Castaño de Sosa also described the dress of the men as consisting of a cotton blanket, highly decorated breechcloth and a buffalo hide, when needed. The women wore a blanket knotted at one shoulder, a sash, and either a manta or turkey feather robe in cold weather. Corn was a staple of the diet and tended in nearby fields. The abundance of corn was then ground in three separate bins, each time making the flour finer which then could be used from porridge to breads.

Pueblo social and religious life followed the cycles of seasons. There were rituals to uphold to ensure the relationship between the tribe and the natural world was in balance. At the Spring Vernal Equinox and the last frost there would be seed blessings, the planting of corn and squash and the gathering of the first wild plants, hunting of wild game would cease. There would be a corn dance to honor what was hoped would be a plentiful harvest. During the long days and short nights at the Summer Solstice there would be time for relay races and social games. A rain dance would help to bring the needed moisture for the growing of crops. The people would be out gathering wild fruit and berries as they ripened. With the Autumnal Equinox there would be a harvest dance and blessing of the corn, a flute dance, deer dance and other social dances. There would be a general cleaning of the community, pinon harvest, storing of the squash and a redistribution of food. Salt gathering, trading expeditions and hunting trips would be under way. At the Winter Solstice with long nights and short days there would be stories and histories told around the evening fires. Craftsmen would be shaping arrow heads and tools while others would be shaping clay into pottery or weaving cloth and baskets. Then it would be time for buffalo, eagle, butterfly and squash dances and the cycle would begin anew.

The first Europeans the Cicuique would encounter were from the expedition of Captain General Francisco Vázquez Coronado.

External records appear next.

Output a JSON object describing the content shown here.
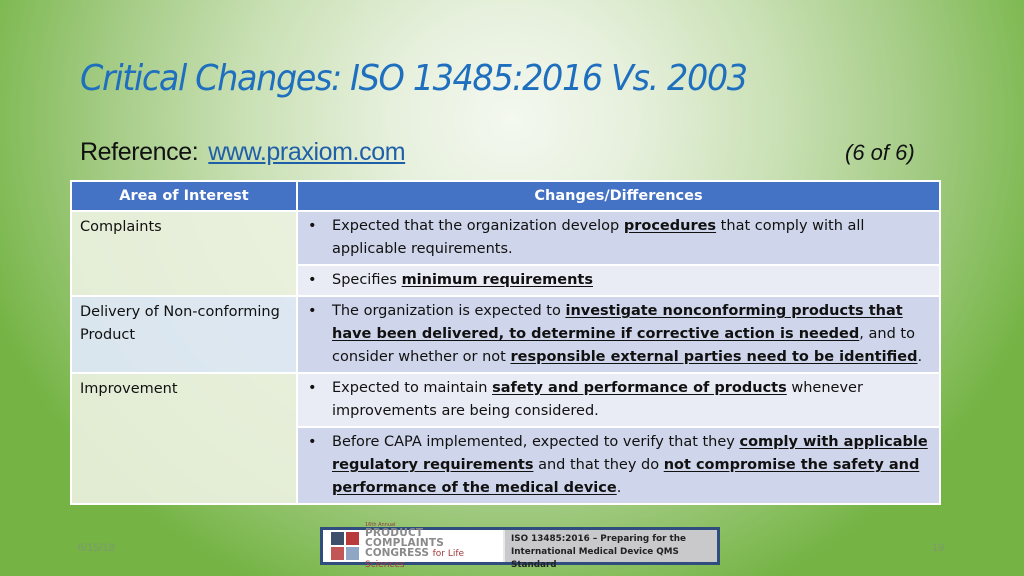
{
  "slide": {
    "title": "Critical Changes:  ISO 13485:2016 Vs. 2003",
    "reference_label": "Reference:",
    "reference_link": "www.praxiom.com",
    "pager": "(6 of 6)"
  },
  "table": {
    "headers": [
      "Area of Interest",
      "Changes/Differences"
    ],
    "rows": [
      {
        "area": "Complaints",
        "changes": [
          [
            {
              "t": "Expected that the organization develop "
            },
            {
              "t": "procedures",
              "b": true
            },
            {
              "t": " that comply with all applicable requirements."
            }
          ],
          [
            {
              "t": "Specifies "
            },
            {
              "t": "minimum requirements",
              "b": true
            }
          ]
        ]
      },
      {
        "area": "Delivery of Non-conforming Product",
        "changes": [
          [
            {
              "t": "The organization is expected to "
            },
            {
              "t": "investigate nonconforming products that have been delivered, to determine if corrective action is needed",
              "b": true
            },
            {
              "t": ", and to consider whether or not "
            },
            {
              "t": "responsible external parties need to be identified",
              "b": true
            },
            {
              "t": "."
            }
          ]
        ]
      },
      {
        "area": "Improvement",
        "changes": [
          [
            {
              "t": "Expected to maintain "
            },
            {
              "t": "safety and performance of products",
              "b": true
            },
            {
              "t": " whenever improvements are being considered."
            }
          ],
          [
            {
              "t": "Before CAPA implemented, expected to verify that they "
            },
            {
              "t": "comply with applicable regulatory requirements",
              "b": true
            },
            {
              "t": " and that they do "
            },
            {
              "t": "not compromise the safety and performance of the medical device",
              "b": true
            },
            {
              "t": "."
            }
          ]
        ]
      }
    ],
    "bullet": "•"
  },
  "footer": {
    "date": "6/15/18",
    "page_number": "19",
    "banner": {
      "logo_small": "16th Annual",
      "logo_line1": "PRODUCT COMPLAINTS",
      "logo_line2": "CONGRESS",
      "logo_line2_suffix": "for Life Sciences",
      "right_line1": "ISO 13485:2016 – Preparing for the",
      "right_line2": "International Medical Device QMS Standard"
    }
  },
  "colors": {
    "title": "#1f6fbf",
    "header_bg": "#4472c4",
    "row_dark": "#cfd5ea",
    "row_light": "#e9ebf5",
    "banner_border": "#2f4e7e"
  }
}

In a search for cities of gold and glory Francisco Vasquez de Coronado  leading an army of 1,200 men, made his way into the country north of Mexico in 1540. Six months into the Coronado march he rode into a cluster of Zuni pueblos, near present-day Gallup, New Mexico. He attacked the Zuni at Hawikuh, taking over that principal town and its food stores for his famished soldiers.

While camped at Hawikku at the end of August 1540, a delegation from Cicuique led by Bigotes, Mustaches as the Europeans called him, arrived to offer Captain General Francisco Vázquez de Coronado the friendship of their pueblo. “He said that if the Christians had to travel through their land, they would consider them allies.” The parties exchanged gifts, the Europeans greatly interested in bison hides and the Indians at the glass beads and drinking vessels. The Captain General then dispatched Hernando de Alvarado to accompany the Bigotes party back to Cicuique.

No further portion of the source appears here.